You are the HJ of a local store’s competitive event. Brad casts Valorous Stance, choosing the mode that destroys a creature with toughness 4 or greater, targeting Alice’s Summit Prowler. In response to that, Alice casts Dromoka’s Command, choosing to have the Prowler fight Brad’s 2/2 Zombie token and putting a +1/+1 counter on her 1/1 Goblin token. Alice calls for a judge because she just noticed the Valorous Stance was illegally cast. What do you do?

Judges, feel free to discuss this scenario on Judge Apps!

[expand title=Answer]Wow what a fun question, with a not so simple answer. First let’s get the easy stuff out of the way.

We know that both players are getting a warning.
Brad is given a Game Rules Violation, for illegally targeting the Summit Prowler with Valorous Stance. He receives a warning. Likewise, Alice is given a warning for Failure to Maintain Game State, because she didn’t notice the error

On to the hard stuff…what about the fix?

This question split many people on their decision to back up or not. The decision of whether to back up falls to the Head Judge, and this is a situation where either solution is correct, when done for the right reasons.

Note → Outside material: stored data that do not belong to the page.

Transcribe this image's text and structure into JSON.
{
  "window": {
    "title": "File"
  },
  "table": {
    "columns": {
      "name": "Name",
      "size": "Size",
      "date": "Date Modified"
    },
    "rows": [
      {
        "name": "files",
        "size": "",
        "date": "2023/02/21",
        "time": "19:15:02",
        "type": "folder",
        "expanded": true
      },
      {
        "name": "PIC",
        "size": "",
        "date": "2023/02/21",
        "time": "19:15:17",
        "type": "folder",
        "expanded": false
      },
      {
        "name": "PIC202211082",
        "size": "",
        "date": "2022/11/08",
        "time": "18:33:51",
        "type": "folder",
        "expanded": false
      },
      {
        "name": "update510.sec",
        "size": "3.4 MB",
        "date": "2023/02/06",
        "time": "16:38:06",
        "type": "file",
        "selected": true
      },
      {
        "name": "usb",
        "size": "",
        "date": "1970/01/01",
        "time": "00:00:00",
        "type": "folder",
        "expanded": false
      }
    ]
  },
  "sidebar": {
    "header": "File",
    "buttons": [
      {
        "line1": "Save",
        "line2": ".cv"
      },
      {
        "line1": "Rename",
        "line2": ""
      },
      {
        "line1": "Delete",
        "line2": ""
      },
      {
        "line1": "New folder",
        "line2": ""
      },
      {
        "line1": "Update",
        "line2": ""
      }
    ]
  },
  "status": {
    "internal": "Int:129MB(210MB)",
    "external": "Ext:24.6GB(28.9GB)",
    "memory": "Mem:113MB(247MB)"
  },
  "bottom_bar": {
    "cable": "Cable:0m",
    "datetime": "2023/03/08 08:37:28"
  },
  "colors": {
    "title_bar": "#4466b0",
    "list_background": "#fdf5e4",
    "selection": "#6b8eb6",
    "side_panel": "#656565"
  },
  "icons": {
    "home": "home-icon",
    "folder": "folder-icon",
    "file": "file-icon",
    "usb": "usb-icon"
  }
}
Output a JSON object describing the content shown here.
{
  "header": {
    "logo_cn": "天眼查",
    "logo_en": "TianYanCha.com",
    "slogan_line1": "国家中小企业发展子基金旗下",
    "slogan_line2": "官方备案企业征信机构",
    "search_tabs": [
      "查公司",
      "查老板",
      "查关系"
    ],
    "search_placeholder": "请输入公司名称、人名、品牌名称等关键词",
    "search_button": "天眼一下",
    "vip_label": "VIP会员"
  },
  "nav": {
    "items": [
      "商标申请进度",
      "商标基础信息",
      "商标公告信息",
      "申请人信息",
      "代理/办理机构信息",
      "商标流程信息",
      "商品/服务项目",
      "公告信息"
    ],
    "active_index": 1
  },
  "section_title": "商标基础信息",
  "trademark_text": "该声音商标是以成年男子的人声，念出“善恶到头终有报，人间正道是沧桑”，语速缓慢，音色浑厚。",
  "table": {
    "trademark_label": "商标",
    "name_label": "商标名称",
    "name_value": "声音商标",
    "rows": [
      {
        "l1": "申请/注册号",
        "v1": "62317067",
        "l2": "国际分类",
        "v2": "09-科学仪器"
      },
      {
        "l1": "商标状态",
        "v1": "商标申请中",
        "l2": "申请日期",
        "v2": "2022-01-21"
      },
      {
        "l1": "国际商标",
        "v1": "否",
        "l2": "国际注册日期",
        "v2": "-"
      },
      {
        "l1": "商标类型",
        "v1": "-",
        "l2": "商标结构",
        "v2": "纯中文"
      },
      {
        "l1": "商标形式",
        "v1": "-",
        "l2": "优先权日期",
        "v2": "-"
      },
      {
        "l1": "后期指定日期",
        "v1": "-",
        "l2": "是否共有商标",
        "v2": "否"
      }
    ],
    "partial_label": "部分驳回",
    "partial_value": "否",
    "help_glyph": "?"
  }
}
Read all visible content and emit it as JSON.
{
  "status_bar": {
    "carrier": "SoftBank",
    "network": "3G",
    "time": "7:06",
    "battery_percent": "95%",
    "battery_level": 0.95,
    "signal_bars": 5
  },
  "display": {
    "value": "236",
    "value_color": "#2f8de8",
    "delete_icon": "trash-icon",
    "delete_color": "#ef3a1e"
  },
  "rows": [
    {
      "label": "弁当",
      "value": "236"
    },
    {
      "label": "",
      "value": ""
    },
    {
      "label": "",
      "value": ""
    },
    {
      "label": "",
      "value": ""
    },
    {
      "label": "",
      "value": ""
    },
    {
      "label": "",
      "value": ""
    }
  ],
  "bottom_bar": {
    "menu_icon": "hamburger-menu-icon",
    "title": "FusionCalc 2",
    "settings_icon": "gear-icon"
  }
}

The argument against backing up was presented very well by Andrew Keeler. Let’s revisit what he had to say:

From what I understand, backups should only happen if leaving things as-is is a substantially worse fix. This means that the burden of proof needs to be clearly in favor of backing up rather than not.
If we leave things as-is:
-Valorous stance ends up in GY
-Dromoka’s command ends up in GY
-Each player has no information about the other’s hand

Board is:
Brad- nothing

Alice-
4/3 Summit Prowler with 2 damage marked on it
2/2 Goblin
(Valorous stance will not kill summit prowler since prowler doesn’t have toughness 4 or greater, so it will be an illegal target on resolution)

Maintaining the purest boardstate always argues for a backup, and I think that most judges and players would instinctively want that sort of a result if at all possible (I know that I certainly do), but in this case leaving the gamestate as-is doesn’t seem to me to be clearly worse than backing up. Further, backing up will likely lead to a different line of play, since both players know the other has a card in hand that can interact with their card in hand (consider the indestructibility mode on valorous stance and the fight mode on Dromoka’s command).

Well said Andrew. What about the argument for backing up?

The correct reaction by Alice to Brad’s casting of Valorous Stance would be “you can’t do that”; instead, she allowed that error, and took another action instead. The players realized the mistake soon after that, so because it’s just one decision point, it’s pretty easy to rewind, and returns us to a non-compromised game.

And finally, the last question – if we opt to back up, how far do we go? The IPG can help with that.
IPG 1.4

To perform a backup, each individual action since the point of the error is reversed.

That means we put the Dromoka’s Command back in Alice’s hand, untap the mana spent to cast it and then do the same for Brad with Valorous Stance.